Women's football has seen an incredible surge in popularity in recent years, with more viewers, sponsors, and players participating in the game than ever before. The Barclays Women’s Super League continues to develop, and this year’s dramatic and enthralling FIFA Women’s World Cup in Australia and New Zealand captured the imagination of us all, with the Lionesses making their first World Cup Final.

But, as the game grows, so too do the risk factors involved – and one stands out more than most. 

The ACL…

Throughout this article, we'll delve into the reasons behind the increased risk of ACL (Anterior Cruciate Ligament) injuries among female footballers, real-world examples of players impacted, and the paramount importance of insurance coverage to protect female athletes from the potential financial devastation of such injuries.
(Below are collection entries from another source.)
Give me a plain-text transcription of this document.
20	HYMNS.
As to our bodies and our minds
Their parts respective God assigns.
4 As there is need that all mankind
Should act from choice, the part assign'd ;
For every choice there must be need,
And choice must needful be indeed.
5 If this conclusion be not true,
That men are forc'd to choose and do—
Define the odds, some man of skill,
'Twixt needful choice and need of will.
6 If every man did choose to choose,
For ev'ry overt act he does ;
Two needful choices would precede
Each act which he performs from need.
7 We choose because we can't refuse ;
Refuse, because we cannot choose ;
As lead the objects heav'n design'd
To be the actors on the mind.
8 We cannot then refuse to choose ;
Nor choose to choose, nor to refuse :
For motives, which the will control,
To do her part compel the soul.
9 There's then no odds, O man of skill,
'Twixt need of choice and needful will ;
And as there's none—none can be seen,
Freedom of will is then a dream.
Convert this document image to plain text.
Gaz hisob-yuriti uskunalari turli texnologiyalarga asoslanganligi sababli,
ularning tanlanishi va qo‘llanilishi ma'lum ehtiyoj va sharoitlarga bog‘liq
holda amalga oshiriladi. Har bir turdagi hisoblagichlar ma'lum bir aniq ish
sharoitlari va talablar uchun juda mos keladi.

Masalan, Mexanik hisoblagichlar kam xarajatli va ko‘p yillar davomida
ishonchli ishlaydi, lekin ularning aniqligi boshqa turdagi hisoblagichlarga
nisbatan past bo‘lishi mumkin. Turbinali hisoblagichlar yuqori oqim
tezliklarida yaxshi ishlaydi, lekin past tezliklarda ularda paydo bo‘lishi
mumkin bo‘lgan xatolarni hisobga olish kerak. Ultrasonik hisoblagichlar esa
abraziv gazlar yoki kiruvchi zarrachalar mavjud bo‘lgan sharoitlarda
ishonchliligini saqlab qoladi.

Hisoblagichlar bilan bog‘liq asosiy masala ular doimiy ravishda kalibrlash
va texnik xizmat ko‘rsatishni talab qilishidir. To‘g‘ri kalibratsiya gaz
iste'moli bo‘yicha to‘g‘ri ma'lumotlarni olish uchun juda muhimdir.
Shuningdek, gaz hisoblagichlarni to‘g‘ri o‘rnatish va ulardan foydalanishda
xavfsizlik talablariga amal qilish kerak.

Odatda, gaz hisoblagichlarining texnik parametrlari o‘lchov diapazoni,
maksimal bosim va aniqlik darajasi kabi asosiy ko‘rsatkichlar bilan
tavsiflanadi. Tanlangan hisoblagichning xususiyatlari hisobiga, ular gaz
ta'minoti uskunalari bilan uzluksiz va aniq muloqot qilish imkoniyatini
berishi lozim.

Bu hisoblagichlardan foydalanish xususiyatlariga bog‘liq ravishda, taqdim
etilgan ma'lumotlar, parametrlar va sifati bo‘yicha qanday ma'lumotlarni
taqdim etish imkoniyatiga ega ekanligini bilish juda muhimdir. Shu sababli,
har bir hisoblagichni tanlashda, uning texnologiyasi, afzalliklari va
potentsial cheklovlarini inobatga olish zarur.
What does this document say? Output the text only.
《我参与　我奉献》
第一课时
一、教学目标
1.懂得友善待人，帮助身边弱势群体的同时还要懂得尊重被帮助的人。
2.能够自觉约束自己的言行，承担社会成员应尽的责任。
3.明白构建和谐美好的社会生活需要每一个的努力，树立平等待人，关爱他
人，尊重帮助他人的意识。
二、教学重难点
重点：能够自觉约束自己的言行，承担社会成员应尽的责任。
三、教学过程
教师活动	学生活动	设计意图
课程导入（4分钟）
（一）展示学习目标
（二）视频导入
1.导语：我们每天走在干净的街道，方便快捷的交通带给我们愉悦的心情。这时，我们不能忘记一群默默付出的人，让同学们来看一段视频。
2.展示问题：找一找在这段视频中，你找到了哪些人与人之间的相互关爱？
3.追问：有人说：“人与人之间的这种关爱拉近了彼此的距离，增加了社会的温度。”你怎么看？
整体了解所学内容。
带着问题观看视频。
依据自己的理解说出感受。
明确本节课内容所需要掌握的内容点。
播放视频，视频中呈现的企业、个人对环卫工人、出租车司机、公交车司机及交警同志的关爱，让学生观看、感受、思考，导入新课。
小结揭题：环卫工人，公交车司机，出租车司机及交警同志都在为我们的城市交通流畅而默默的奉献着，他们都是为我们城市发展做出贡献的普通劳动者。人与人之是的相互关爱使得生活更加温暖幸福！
What causes this increased risk within the women’s game? 

It’s not a clear-cut picture yet, and scientific study on the matter continues apace. The correlation is clear, and while causation is still somewhat unknown, there are some clear factors that are having an impact.

Physiology: One significant factor contributing to the higher rate of ACL injuries in women's football is physiological differences. Studies have shown that women tend to have a higher risk due to differences in knee anatomy and muscle activation patterns. These variations make them more susceptible to ACL tears, especially during sudden pivots, jumps, or tackles. Compounding the issue, some studies have noted the impact that menstruation and contraceptive medication can have on the laxity of the knee ligaments. 

Boot and kit design: Surprisingly, even the design of football equipment can play a role. Historically, football kit has been primarily designed with men in mind. Ill-fitting boots and kits can affect a player's stability and increase the likelihood of injury. Tailored equipment specifically designed for women's anatomical needs is essential in reducing this risk.

Increased game time: As women's football gains more attention and popularity, players are participating in more matches, both domestically and internationally. The increased game time raises the exposure to potential ACL injuries due to the higher frequency of physical demands. The FIFA Women's World Cup serves as a prime example, with players facing rigorous schedules that can lead to fatigue and, unfortunately, injuries.

While we continue to study the why, it’s clear the risk is prominent. 

During this year's FIFA Women's World Cup, notable players like England's captain Leah Williamson, the Netherlands' all-time leading women's scorer Vivianne Miedema, and England's top scorer in Euro 2022, Beth Mead, were all unable to participate due to ACL injuries. 

Additionally, rising star Cat Macario from the US Women's National Team (USWNT) and Germany's Giulia Gwinn, who was named the Best Young Player at the 2019 Women's World Cup, faced the same unfortunate fate. Switzerland's teenage midfielder Iman Beney also had to withdraw from the national team just a day after receiving her call-up.

The urgent need for insurance coverage

While men's football has seen tremendous financial growth, women's football still faces a glaring wage disparity. Male footballers, particularly those at the top of the sport, often accumulate generational wealth over their careers. They may have the resources to support themselves in the event of a career-ending ACL injury.

However, the same still (though this is improving) cannot be said for female players. 

Many female footballers do not earn the exorbitant salaries of their male counterparts. They often rely on their football careers as their primary source of income, and as a result insurance becomes an indispensable safety net that provides financial security in the face of a career-threatening injury.

Where next?

Women's football is on an exciting trajectory, gaining recognition, support, and admiration worldwide. However, the heightened risk of ACL injury continues to plague the sport, and players are only now realising the potential implications it can have on not just their playing career, but long-term earning potential. 

With higher wages, prize money, and sponsor fees on the table for female footballers, the risk of loss becomes even more important, and a comprehensive policy can provide female footballers with peace of mind, knowing that they are financially protected against the uncertainties of a career-threatening ACL injury. 

As women's football continues to thrive, insurance coverage becomes a crucial aspect of safeguarding its future and ensuring that athletes can pursue their dreams without fear of financial ruin.